Premier League teams have been getting good results against Liverpool recently then struggling afterwards. Are the Reds the most draining side to play?
There are many things we are asked to blindly accept in football. We are meant to believe that referees are without bias. They are human beings, beautiful, flawed creatures like all of us; of course they have biases.
Their decisions also even themselves out over the course of a season, apparently, just as luck does. You won’t ever convince a football supporter that this is the case. Perhaps the most erroneous cliche of all is ‘the league table never lies.’ Even if it might be an accurate representation of the results, it conceals countless mistruths.

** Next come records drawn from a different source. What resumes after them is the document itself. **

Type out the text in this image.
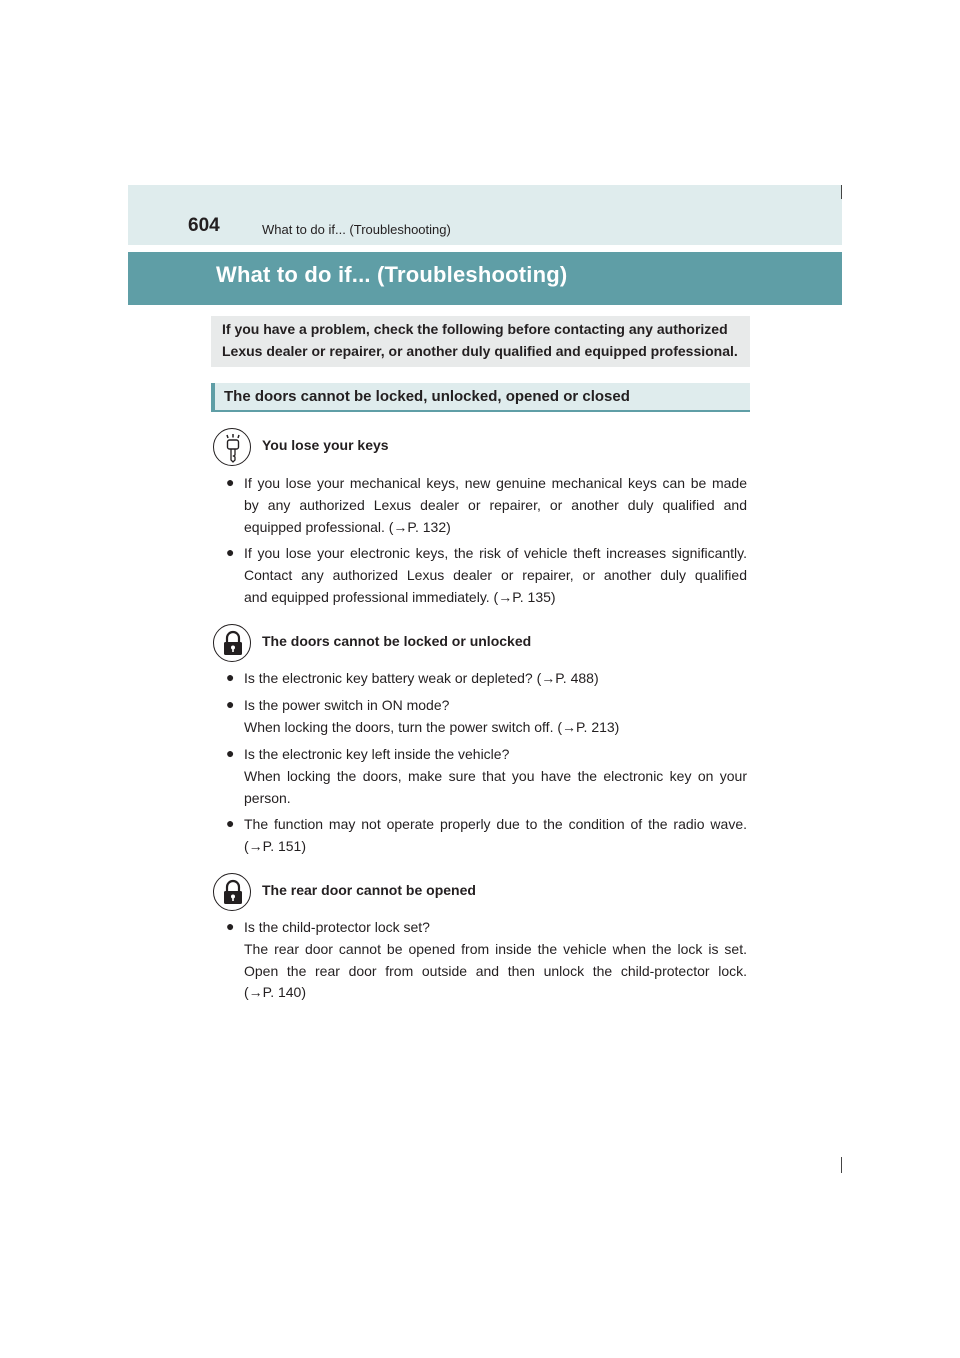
604	What to do if... (Troubleshooting)
What to do if... (Troubleshooting)
If you have a problem, check the following before contacting any authorized
Lexus dealer or repairer, or another duly qualified and equipped professional.
The doors cannot be locked, unlocked, opened or closed
You lose your keys
● If you lose your mechanical keys, new genuine mechanical keys can be made
by any authorized Lexus dealer or repairer, or another duly qualified and
equipped professional. (→P. 132)
● If you lose your electronic keys, the risk of vehicle theft increases significantly.
Contact any authorized Lexus dealer or repairer, or another duly qualified
and equipped professional immediately. (→P. 135)
The doors cannot be locked or unlocked
● Is the electronic key battery weak or depleted? (→P. 488)
● Is the power switch in ON mode?
When locking the doors, turn the power switch off. (→P. 213)
● Is the electronic key left inside the vehicle?
When locking the doors, make sure that you have the electronic key on your
person.
● The function may not operate properly due to the condition of the radio wave.
(→P. 151)
The rear door cannot be opened
● Is the child-protector lock set?
The rear door cannot be opened from inside the vehicle when the lock is set.
Open the rear door from outside and then unlock the child-protector lock.
(→P. 140)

This can be through teams collecting points their performance didn’t merit, or by taking no account of the fixture difficulty each team has faced. Brentford recently held the best home record in the Premier League, having mostly played poor teams on their own patch. The Bees then collected a single point from hosting Arsenal, Manchester City and Liverpool, only one of whom is currently a bad side.
When Team A faces Club B matters hugely too. Who has the most injuries? Was one side in European action in midweek? Is it following an international break, and if so whose players travelled furthest? Have TNT Sports selected the game for a lunchtime kick off? For much of Jürgen Klopp’s time at Liverpool, the answers to those questions were often: Liverpool, Yes (Liverpool), Yes (Liverpool) and Of Bloody Course. These factors carry rarely discussed impacts.
Another consideration which should be mentioned more is which teams a side has recently played. The Reds breezed past Ipswich at home last weekend, making it likelier they’ll be in better shape for their next fixture than if they’d been battling Arsenal at the Emirates. They’d obviously have the referee in their pocket in the latter scenario (or so I assume from social media), but it would still be a draining 90 minutes.
The above post was shared when Bournemouth were on their way to beating Nottingham Forest 5-0 last weekend. Does playing Arne Slot’s Liverpool drain a team? The opposition will have been killed with passes if the Reds’ head coach got his way. They will likely have faced more shots than average based on the statistics for this season too. Defending is tiring.
While we can’t account for the questions about Team A and Club B mentioned above, it’s easy enough to look at how each side fares in their league match following their game against a particular opponent. In 2022/23, teams averaged 1.76 points-per-game after facing Liverpool, the second highest mark in the division. Last season, as Klopp steered the Reds’ ship into calmer waters, that figure dropped to 1.14, the joint-third lowest.
This makes sense for Liverpool’s improvement from fielding an ageing, legless midfield in 2022/23 to a younger one the following year, yet the nearby presence of Everton, Sheffield United and Burnley in the table immediately brings the data into question. It can’t have been harder to play a match after facing those teams, can it? Similarly, teams averaged the joint-second most points after playing four-time champions City.
The raw figures above take no account of expectation. For instance, Brighton lost a match after playing the Reds last season, but the game in question was away to the Cityzens. They’d have probably been beaten no matter which club they had faced the week before. To try to assess the data more fairly, we must account for whether a loss or draw was an upset.